Join us for a free storytelling workshop with Brussels-based Beninese artist Pélagie Gbaguidi on the occasion of our current exhibition De-Fossilization of the Look. Gbaguidi’s painting and drawings ponder on the depiction of sacralised motherhood and woman’s place and agency in the patriarchal society and reflect on the invisibility of elderly women in society, their untold stories and unacknowledged wisdom.

By observing the historical image, La Madonna Del Parto (after 1457) by Piero de la Francesca, we will reflect on representations and explore how an archival document can unfold into a political and social narrative, and become the framework for a personal story, leading to a space for discussion and collective production. Gbaguidi would like to invite you to ‘the healing room’ in the exhibition, where we will be able to accompany these exchanges with sewing, drawing and writing. This collective creative experience will highlight how archives can still affect the present and our lives, both personally and collectively.

This collection of stories will activate our awareness of the notion of an archipelagic world (Édouard Glissant's term). We are a plurality of links and lives.

The workshop is free and open to the public, welcoming people from different backgrounds.

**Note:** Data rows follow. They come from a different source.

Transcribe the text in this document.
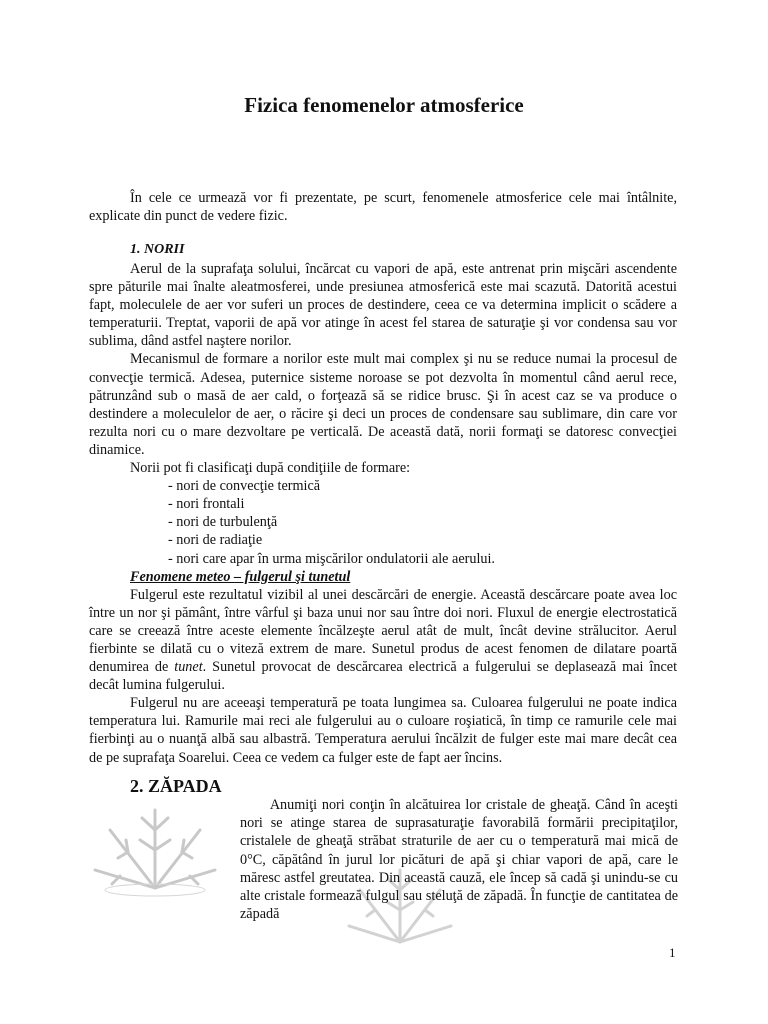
Fizica fenomenelor atmosferice

În cele ce urmează vor fi prezentate, pe scurt, fenomenele atmosferice cele mai întâlnite, explicate din punct de vedere fizic.

1. NORII

Aerul de la suprafaţa solului, încărcat cu vapori de apă, este antrenat prin mişcări ascendente spre păturile mai înalte aleatmosferei, unde presiunea atmosferică este mai scazută. Datorită acestui fapt, moleculele de aer vor suferi un proces de destindere, ceea ce va determina implicit o scădere a temperaturii. Treptat, vaporii de apă vor atinge în acest fel starea de saturaţie şi vor condensa sau vor sublima, dând astfel naştere norilor.

Mecanismul de formare a norilor este mult mai complex şi nu se reduce numai la procesul de convecţie termică. Adesea, puternice sisteme noroase se pot dezvolta în momentul când aerul rece, pătrunzând sub o masă de aer cald, o forţează să se ridice brusc. Şi în acest caz se va produce o destindere a moleculelor de aer, o răcire şi deci un proces de condensare sau sublimare, din care vor rezulta nori cu o mare dezvoltare pe verticală. De această dată, norii formaţi se datoresc convecţiei dinamice.

Norii pot fi clasificaţi după condiţiile de formare:

- nori de convecţie termică
- nori frontali
- nori de turbulenţă
- nori de radiaţie
- nori care apar în urma mişcărilor ondulatorii ale aerului.
Fenomene meteo – fulgerul şi tunetul

Fulgerul este rezultatul vizibil al unei descărcări de energie. Această descărcare poate avea loc între un nor şi pământ, între vârful şi baza unui nor sau între doi nori. Fluxul de energie electrostatică care se creează între aceste elemente încălzeşte aerul atât de mult, încât devine strălucitor. Aerul fierbinte se dilată cu o viteză extrem de mare. Sunetul produs de acest fenomen de dilatare poartă denumirea de tunet. Sunetul provocat de descărcarea electrică a fulgerului se deplasează mai încet decât lumina fulgerului.

Fulgerul nu are aceeaşi temperatură pe toata lungimea sa. Culoarea fulgerului ne poate indica temperatura lui. Ramurile mai reci ale fulgerului au o culoare roşiatică, în timp ce ramurile cele mai fierbinţi au o nuanţă albă sau albastră. Temperatura aerului încălzit de fulger este mai mare decât cea de pe suprafaţa Soarelui. Ceea ce vedem ca fulger este de fapt aer încins.

2. ZĂPADA

Anumiţi nori conţin în alcătuirea lor cristale de gheaţă. Când în aceşti nori se atinge starea de suprasaturaţie favorabilă formării precipitaţilor, cristalele de gheaţă străbat straturile de aer cu o temperatură mai mică de 0°C, căpătând în jurul lor picături de apă şi chiar vapori de apă, care le măresc astfel greutatea. Din această cauză, ele încep să cadă şi unindu-se cu alte cristale formează fulgul sau steluţă de zăpadă. În funcţie de cantitatea de zăpadă

1
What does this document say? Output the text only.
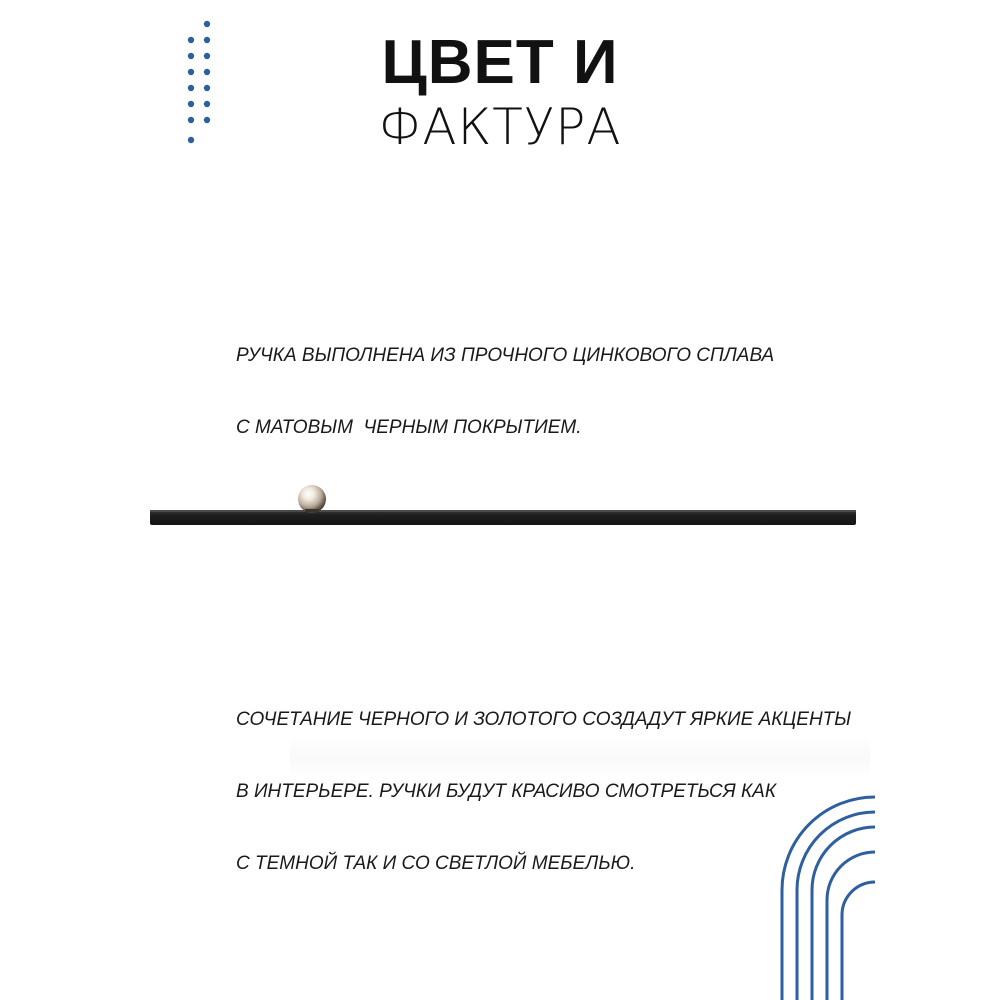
ЦВЕТ И
ФАКТУРА

РУЧКА ВЫПОЛНЕНА ИЗ ПРОЧНОГО ЦИНКОВОГО СПЛАВА

С МАТОВЫМ  ЧЕРНЫМ ПОКРЫТИЕМ.

СОЧЕТАНИЕ ЧЕРНОГО И ЗОЛОТОГО СОЗДАДУТ ЯРКИЕ АКЦЕНТЫ

В ИНТЕРЬЕРЕ. РУЧКИ БУДУТ КРАСИВО СМОТРЕТЬСЯ КАК

С ТЕМНОЙ ТАК И СО СВЕТЛОЙ МЕБЕЛЬЮ.
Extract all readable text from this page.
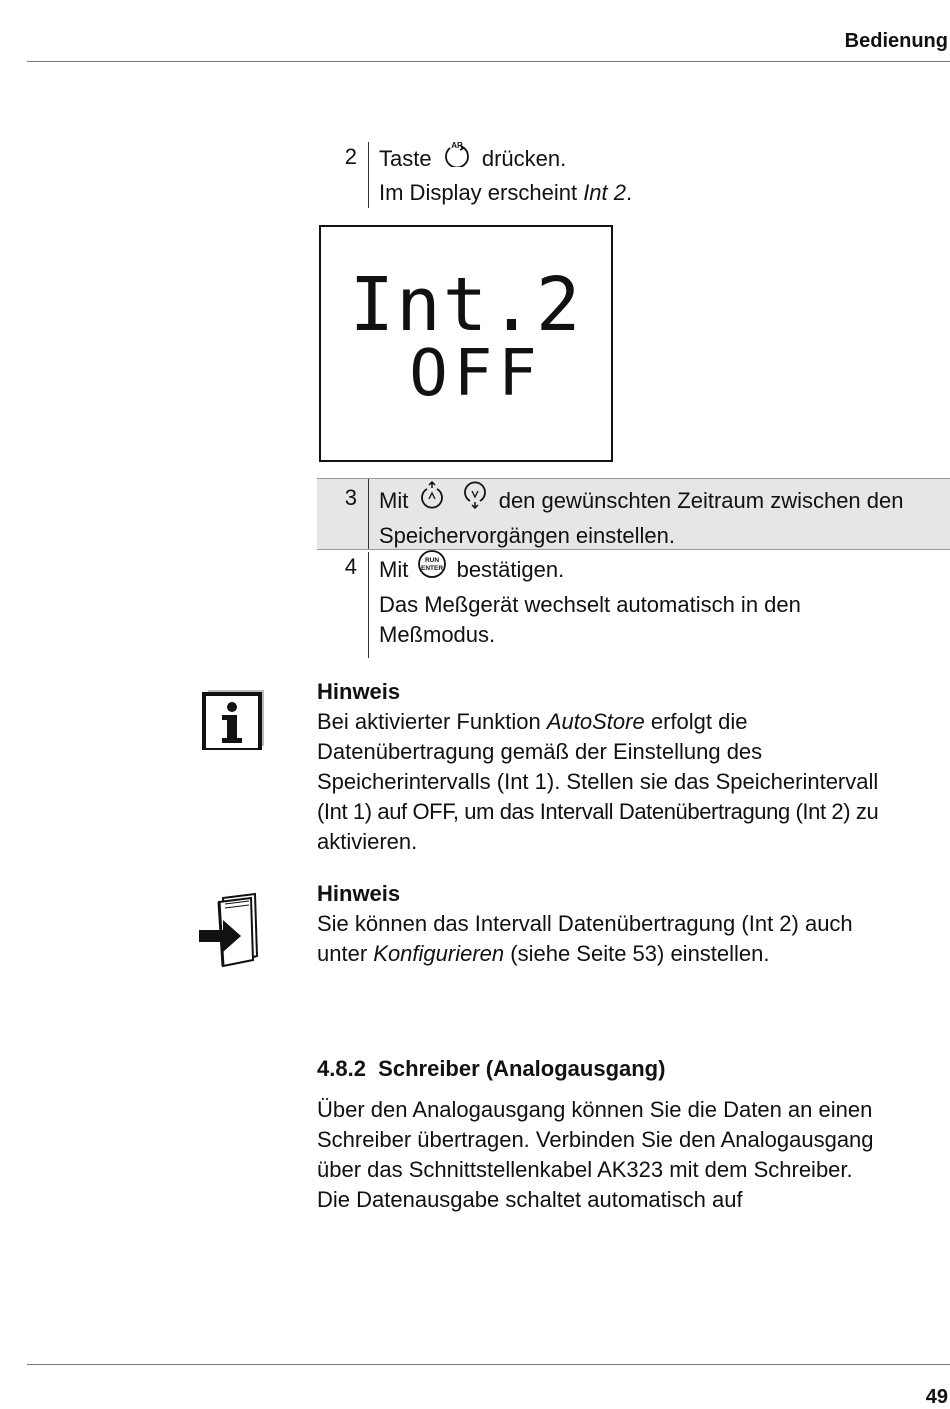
Bedienung
2	Taste
AR
drücken.
Im Display erscheint Int 2.
Int.2
OFF
3	Mit	den gewünschten Zeitraum zwischen den
Speichervorgängen einstellen.
4	Mit	RUN
ENTER bestätigen.
Das Meßgerät wechselt automatisch in den
Meßmodus.
Hinweis
Bei aktivierter Funktion AutoStore erfolgt die
Datenübertragung gemäß der Einstellung des
Speicherintervalls (Int 1). Stellen sie das Speicherintervall
(Int 1) auf OFF, um das Intervall Datenübertragung (Int 2) zu
aktivieren.
Hinweis
Sie können das Intervall Datenübertragung (Int 2) auch
unter Konfigurieren (siehe Seite 53) einstellen.
4.8.2 Schreiber (Analogausgang)
Über den Analogausgang können Sie die Daten an einen
Schreiber übertragen. Verbinden Sie den Analogausgang
über das Schnittstellenkabel AK323 mit dem Schreiber.
Die Datenausgabe schaltet automatisch auf
49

Limited capacity to 10 people. Book your free ticket in advance here.

About Pélagie Gbaguidi

Gbaguidi calls herself a contemporary ‘griot’, which she defines as someone who functions as an intermediary between individual and collective memory and ancestral past. Her work is an anthology of the signs and traces of trauma and is centred on colonial and postcolonial history. She draws attention to the ways in which legacies of oppression are circumvented – and thus preserved – in official histories. She aims to reveal the process of forgetting by recontextualizing archives and histories. Her works are not direct representations of a traumatic past but rather transmit embodied knowledge. Her paintings and drawings have a performative character: she often uses parts of her body to apply paint or pigment to the canvas. The images created by Gbaguidi through painting, drawing, performance and installation seek to break out of binary thinking, archetypes and simplifications.

In 2017 she participated in documenta 14 in Kassel with 'The Missing Link Dicolonisation Education by Mrs. Smiling Stone'. This installation consisted of school desks, photographs and drawings on long scrolls hanging from the ceiling. The notebooks on the desks were the result of a workshop that Gbaguidi held over the course of documenta 14 with pupils from a local school. The installation puts forward education and knowledge transmission as the antidote to collective amnesia.

For her important series 'Naked Writings' she investigated the archives of the Royal Museum for Central Africa in Tervuren. The title 'Naked Writings' refers to the importance of un-learning, of shedding prior beliefs and consequently decolonizing the mind.

Pélagie Gbaguidi has participated in the Berlin Biennale (2020), documenta 14 (2017), the Lubumbashi Biennale (2019) and the Dakar Biennale (2004, 2006, 2008, 2014 and 2018). Her work has featured in group shows at Centre Pompidou-Metz, WIELS (Brussels), Musée Rochechouart, Middelheimmuseum (Antwerp), Stadtmuseum (Munich), MMK (Frankfurt), National Museum of African Art – Smithsonian Institution (Washington, D.C.).